Where ¡Uno! channelled the teenage Green Day, ¡Dos! makes a conscious move away from pop punk, embracing more of the garage rock n’ roll of their alter egos the Foxboro Hot Tubs, to the point second track ‘Fuck Time’, landing somewhere between Eddie Cochran and the the Hives, was a FHT cast off. It’s throwaway fun, but there’s more to ¡Dos! than rockabilly pastiche - we have ‘Stop When The Red Lights Flash’ which takes the sound of ‘classic’ Green Day and throws doo-wop “woo-oo’s!” over the chorus, or ‘Lazy Bones’ which opens sounding like a cast off from the second Strokes album. Even when the trio revert to their default pop-punk on ‘Ashley’, the song closest in spirit to ¡Uno! and by extension to Dookie they still hold back from the supercharge punk that would push the song towards the mosh pit.
The triple discs leave more room for experimentation. On Uno that led to the disappointing ‘Kill the DJ’; ¡Dos! has ‘Nightlife’, a bonkers bass-led tour of the narrator's “old haunts” that alternates an icy-cool female half-rap on the verses with Armstrong's laid back chorus and a surf rock solo.
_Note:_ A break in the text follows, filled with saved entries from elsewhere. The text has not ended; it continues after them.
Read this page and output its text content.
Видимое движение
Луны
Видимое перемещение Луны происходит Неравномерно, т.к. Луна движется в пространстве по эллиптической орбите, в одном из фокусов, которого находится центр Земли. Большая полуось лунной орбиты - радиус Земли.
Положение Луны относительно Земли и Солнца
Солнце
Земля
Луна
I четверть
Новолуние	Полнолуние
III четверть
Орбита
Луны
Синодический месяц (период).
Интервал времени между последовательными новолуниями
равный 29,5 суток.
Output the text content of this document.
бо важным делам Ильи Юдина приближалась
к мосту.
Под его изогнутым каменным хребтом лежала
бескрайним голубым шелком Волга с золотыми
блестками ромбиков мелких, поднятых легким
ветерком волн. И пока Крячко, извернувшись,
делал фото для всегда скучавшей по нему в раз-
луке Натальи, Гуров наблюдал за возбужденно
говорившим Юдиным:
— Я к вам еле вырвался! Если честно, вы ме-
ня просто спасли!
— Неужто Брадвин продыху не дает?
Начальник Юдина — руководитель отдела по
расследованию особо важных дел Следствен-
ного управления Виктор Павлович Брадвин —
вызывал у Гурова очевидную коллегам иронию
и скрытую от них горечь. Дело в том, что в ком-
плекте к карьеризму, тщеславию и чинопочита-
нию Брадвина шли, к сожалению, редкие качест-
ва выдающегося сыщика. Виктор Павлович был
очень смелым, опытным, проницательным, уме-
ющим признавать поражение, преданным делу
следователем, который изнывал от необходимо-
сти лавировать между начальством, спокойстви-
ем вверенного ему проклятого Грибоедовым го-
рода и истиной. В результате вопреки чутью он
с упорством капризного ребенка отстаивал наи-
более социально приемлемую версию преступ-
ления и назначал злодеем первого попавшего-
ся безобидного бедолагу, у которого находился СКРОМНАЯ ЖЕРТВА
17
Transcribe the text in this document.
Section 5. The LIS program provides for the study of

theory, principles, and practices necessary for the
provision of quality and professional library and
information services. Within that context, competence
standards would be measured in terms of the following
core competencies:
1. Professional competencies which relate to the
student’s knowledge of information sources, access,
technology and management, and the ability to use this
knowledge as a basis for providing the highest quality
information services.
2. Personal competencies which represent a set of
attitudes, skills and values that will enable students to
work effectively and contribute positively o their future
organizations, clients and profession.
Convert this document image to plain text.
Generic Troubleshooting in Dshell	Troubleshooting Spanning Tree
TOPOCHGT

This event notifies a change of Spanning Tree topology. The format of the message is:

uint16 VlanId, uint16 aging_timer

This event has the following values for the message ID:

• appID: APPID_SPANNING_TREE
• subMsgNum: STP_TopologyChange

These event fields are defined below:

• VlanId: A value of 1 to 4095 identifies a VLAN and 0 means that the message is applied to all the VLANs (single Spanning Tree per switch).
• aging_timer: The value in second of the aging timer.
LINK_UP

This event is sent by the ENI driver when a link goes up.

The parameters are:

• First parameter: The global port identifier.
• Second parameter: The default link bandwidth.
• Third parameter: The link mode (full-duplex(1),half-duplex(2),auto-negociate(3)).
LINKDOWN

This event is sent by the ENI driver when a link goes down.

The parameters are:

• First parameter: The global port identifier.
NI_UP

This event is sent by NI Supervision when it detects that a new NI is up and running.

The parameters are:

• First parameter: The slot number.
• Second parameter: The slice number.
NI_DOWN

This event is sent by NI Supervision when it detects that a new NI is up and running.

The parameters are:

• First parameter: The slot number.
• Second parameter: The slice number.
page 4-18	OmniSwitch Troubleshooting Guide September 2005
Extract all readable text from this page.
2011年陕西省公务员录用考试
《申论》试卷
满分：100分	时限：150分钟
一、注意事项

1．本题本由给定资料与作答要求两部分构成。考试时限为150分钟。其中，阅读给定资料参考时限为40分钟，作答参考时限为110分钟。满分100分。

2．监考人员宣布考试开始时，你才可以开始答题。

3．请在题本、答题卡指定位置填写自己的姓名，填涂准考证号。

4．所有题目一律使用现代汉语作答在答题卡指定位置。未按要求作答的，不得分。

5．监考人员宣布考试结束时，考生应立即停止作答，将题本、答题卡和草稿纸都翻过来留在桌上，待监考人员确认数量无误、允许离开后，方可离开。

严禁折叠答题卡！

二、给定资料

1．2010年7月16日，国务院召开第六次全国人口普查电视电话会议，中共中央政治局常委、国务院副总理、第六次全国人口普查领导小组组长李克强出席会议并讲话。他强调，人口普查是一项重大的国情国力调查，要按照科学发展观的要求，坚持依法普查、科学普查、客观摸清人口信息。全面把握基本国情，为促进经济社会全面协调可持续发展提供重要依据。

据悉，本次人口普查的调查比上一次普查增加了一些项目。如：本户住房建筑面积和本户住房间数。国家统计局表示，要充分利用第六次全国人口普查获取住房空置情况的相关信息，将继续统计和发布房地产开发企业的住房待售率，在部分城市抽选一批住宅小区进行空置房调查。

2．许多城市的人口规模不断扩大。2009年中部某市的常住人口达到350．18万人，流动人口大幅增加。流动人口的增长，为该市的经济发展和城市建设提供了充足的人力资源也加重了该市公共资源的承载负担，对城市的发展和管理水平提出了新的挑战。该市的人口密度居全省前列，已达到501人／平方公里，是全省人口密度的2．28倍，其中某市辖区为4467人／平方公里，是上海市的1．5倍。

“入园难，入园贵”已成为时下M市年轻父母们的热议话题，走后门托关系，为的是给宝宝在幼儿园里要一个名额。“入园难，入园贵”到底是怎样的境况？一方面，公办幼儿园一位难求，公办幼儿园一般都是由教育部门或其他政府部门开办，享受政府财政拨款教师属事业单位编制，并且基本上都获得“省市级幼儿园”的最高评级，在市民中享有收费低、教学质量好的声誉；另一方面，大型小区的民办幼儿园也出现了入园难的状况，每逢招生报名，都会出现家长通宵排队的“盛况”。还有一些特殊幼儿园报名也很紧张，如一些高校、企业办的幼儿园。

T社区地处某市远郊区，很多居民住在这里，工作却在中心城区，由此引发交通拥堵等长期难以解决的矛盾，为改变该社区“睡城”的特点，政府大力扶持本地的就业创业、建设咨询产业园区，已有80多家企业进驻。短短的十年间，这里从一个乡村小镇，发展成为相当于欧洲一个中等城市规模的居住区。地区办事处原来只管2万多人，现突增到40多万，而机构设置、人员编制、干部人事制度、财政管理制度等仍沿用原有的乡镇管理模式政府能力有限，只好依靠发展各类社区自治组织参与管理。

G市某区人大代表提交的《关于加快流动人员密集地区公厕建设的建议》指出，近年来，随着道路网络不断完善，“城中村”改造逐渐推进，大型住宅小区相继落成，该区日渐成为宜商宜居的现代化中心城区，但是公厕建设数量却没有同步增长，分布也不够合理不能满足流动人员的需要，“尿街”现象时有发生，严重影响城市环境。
It’s going to send the more traditional Green Day fan running to the hills, but to these ears at least it has attitude and atmosphere in spades. Even better is the brilliantly titled ‘Wow! That’s Loud’ which starts with a lead riff reminiscent of cock-rock classic ‘Angel in the Centrefold’ and goes bonkers with shreddy solo and a middle section that sounds like Smashing Pumpkins playing ‘Ballroom Blitz’ before falling apart in a storm of feedback. Excellent stuff.
If the record's themes - the party starting to go sour, the seedy underbelly of teen life - weren’t evident enough, ¡Dos! closes with a strummed tribute to the late Amy Winehouse, with her ”dirty records from another time and blood stains on her shoes”. The melody is suitably Sixties and it feels like a sweet and genuine tribute, which wobbles on just the right side of trite. Again it’s tempting to draw parallels - does Armstrong see the Winehouse tale as personally cautionary? Is this a cry for help? But again, it’s a temptation that should probably be overlooked. Armstrong’s admiration seems sincere enough without second guessing his intent.
Two down and things are still looking pretty good for Green Day’s triple album experiment. Admittedly across the two existing records you could put together a superior single album, but that’s usually the way with doubles. You’d also miss some of the emerging thematic subtleties and room for experimentation thats making this project so much fun. Yes there’s a dark cloud hanging over this picnic at the moment, but picnic it is nonetheless. With the final installment, ¡Tre!, apparently a darker and more introverted take, brought forward to December this year it will be interesting to see how the whole fits together. In the meantime ¡Dos! is a reliably fun, garagey treat - and should be viewed as no more than that.